La Bestia en un cuento mal contado.

Capítulo 1: El Vestido Blanco

La boutique era un santuario de luz y marfil. Cada superficie, desde las sillas de terciopelo hasta las copas de champán que reposaban en una bandeja de plata, estaba diseñada para susurrar lujo y exclusividad. En el centro de todo, como una estatua a punto de cobrar vida, estaba Livia de Alba.

El vestido era un océano de seda y encaje chantilly, una obra de arte que había costado más que el sueldo anual de la mayoría de la gente del país. Caía a su alrededor en cascadas perfectas, ciñéndose a su esbelta figura antes de abrirse en una cola majestuosa. Para el mundo, era la imagen de la perfección: Livia de Alba, la princesa de hielo, enfundada en el símbolo definitivo de su estatus.

De pie sobre una pequeña tarima, se miraba en un espejo de tres cuerpos que reflejaba su imagen hasta el infinito. Su madre, Beatriz, una mujer cuya elegancia era tan afilada como su lengua, supervisaba los últimos ajustes con ojo crítico.

—La caída de la falda es impecable, pero la línea del cuello... —empezó a decir Beatriz, más para sí misma que para nadie más.

Livia apenas la escuchaba. Sostenía su teléfono con delicadeza, una pequeña y tímida sonrisa curvando sus labios. Era una de esas raras sonrisas genuinas que reservaba para una sola persona.

—Sí, todo va perfecto —susurró, su voz mucho más suave de lo que el mundo jamás llegaba a oír—. No, no puedes verlo. Sebastián, es de mala suerte... y además, quiero ver tu cara cuando camine hacia ti... Yo también te quiero.

Colgó y por un instante, un único y precioso instante, fue simplemente una novia enamorada, soñando con el futuro seguro y estable que le esperaba junto a Sebastián Beltrán.

Fue entonces cuando la burbuja de champán y seda estalló.

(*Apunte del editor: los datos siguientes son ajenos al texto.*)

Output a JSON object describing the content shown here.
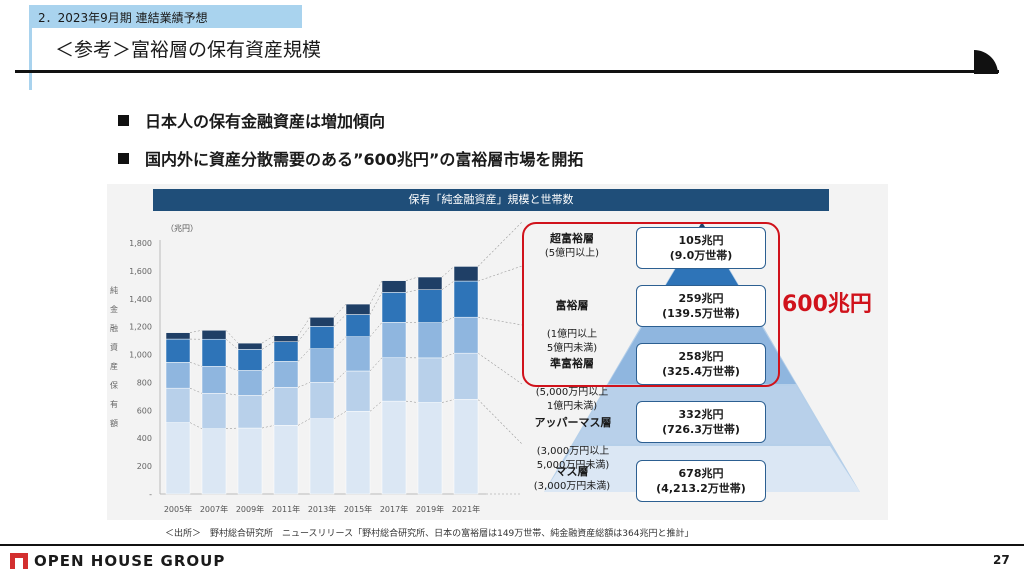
{
  "header": {
    "section": "2．2023年9月期 連結業績予想",
    "title": "＜参考＞富裕層の保有資産規模"
  },
  "bullets": [
    "日本人の保有金融資産は増加傾向",
    "国内外に資産分散需要のある”600兆円”の富裕層市場を開拓"
  ],
  "chart_title": "保有「純金融資産」規模と世帯数",
  "chart_data": {
    "type": "bar",
    "stacked": true,
    "unit_label": "（兆円）",
    "ylabel": "純金融資産保有額",
    "ylim": [
      0,
      1800
    ],
    "yticks": [
      "-",
      "200",
      "400",
      "600",
      "800",
      "1,000",
      "1,200",
      "1,400",
      "1,600",
      "1,800"
    ],
    "categories": [
      "2005年",
      "2007年",
      "2009年",
      "2011年",
      "2013年",
      "2015年",
      "2017年",
      "2019年",
      "2021年"
    ],
    "series": [
      {
        "name": "マス層",
        "color": "#dbe7f4",
        "values": [
          512,
          468,
          473,
          492,
          540,
          593,
          666,
          656,
          678
        ]
      },
      {
        "name": "アッパーマス層",
        "color": "#b8d0ea",
        "values": [
          247,
          254,
          235,
          273,
          260,
          289,
          311,
          320,
          332
        ]
      },
      {
        "name": "準富裕層",
        "color": "#8fb6df",
        "values": [
          185,
          194,
          178,
          186,
          242,
          246,
          254,
          253,
          258
        ]
      },
      {
        "name": "富裕層",
        "color": "#2e74b8",
        "values": [
          167,
          194,
          151,
          141,
          160,
          159,
          215,
          236,
          259
        ]
      },
      {
        "name": "超富裕層",
        "color": "#1f3f66",
        "values": [
          46,
          64,
          45,
          43,
          65,
          75,
          84,
          91,
          105
        ]
      }
    ]
  },
  "tiers": [
    {
      "name": "超富裕層",
      "range": "(5億円以上)",
      "amount": "105兆円",
      "households": "(9.0万世帯)"
    },
    {
      "name": "富裕層",
      "range": "(1億円以上\n5億円未満)",
      "amount": "259兆円",
      "households": "(139.5万世帯)"
    },
    {
      "name": "準富裕層",
      "range": "(5,000万円以上\n1億円未満)",
      "amount": "258兆円",
      "households": "(325.4万世帯)"
    },
    {
      "name": "アッパーマス層",
      "range": "(3,000万円以上\n5,000万円未満)",
      "amount": "332兆円",
      "households": "(726.3万世帯)"
    },
    {
      "name": "マス層",
      "range": "(3,000万円未満)",
      "amount": "678兆円",
      "households": "(4,213.2万世帯)"
    }
  ],
  "highlight": "600兆円",
  "source": "＜出所＞　野村総合研究所　ニュースリリース「野村総合研究所、日本の富裕層は149万世帯、純金融資産総額は364兆円と推計」",
  "footer": {
    "logo": "OPEN HOUSE GROUP",
    "page": "27"
  }
}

El teléfono personal de Beatriz vibró sobre una mesita auxiliar. Ella contestó con su habitual tono de superioridad melódica, un tono que se desvaneció en cuanto escuchó la voz al otro lado. Su espalda se enderezó, y se apartó instintivamente, dándoles la espalda a Livia y a la diseñadora como si buscara una privacidad que ya no existía.

—¿Qué quieres decir con que...? —empezó, antes de callar bruscamente para escuchar. Su rostro, siempre maquillado a la perfección, perdió todo su color. Sus dedos, adornados con anillos impecables, se aferraron a su teléfono con una fuerza inusitada.
La llamada fue corta. Cuando Beatriz colgó y se giró, era otra mujer. La máscara de la matriarca perfecta se había agrietado, revelando una ansiedad afilada.
Su voz fue un látigo, tensa y frágil.

—Livia. Quítate el vestido.

Livia parpadeó, saliendo de su ensoñación. La sonrisa se borró de su rostro.

—¿Pasa algo?

—Tu padre —dijo Beatriz, evitando su mirada y centrándose en las ayudantes de la boutique como si fueran soldados a los que dar órdenes—. Quiere vernos en casa. A las dos. Dijo que es urgente.

La palabra "urgente" no existía en el vocabulario de Don Agustín de Alba. Él no tenía urgencias; él las creaba para otros.

Un frío extraño, ajeno al aire acondicionado de la boutique, recorrió la espalda de Livia. Mientras dos jóvenes empezaban a desabrochar con una lentitud agónica los cientos de botones de perla que recorrían su espalda, Livia sintió que no solo se estaba quitando un vestido. Estaba despojándose de un futuro.

Salió de la boutique dejando atrás el vestido, que ahora reposaba sobre un maniquí como el fantasma de una vida que, sin saberlo, ya no le pertenecía.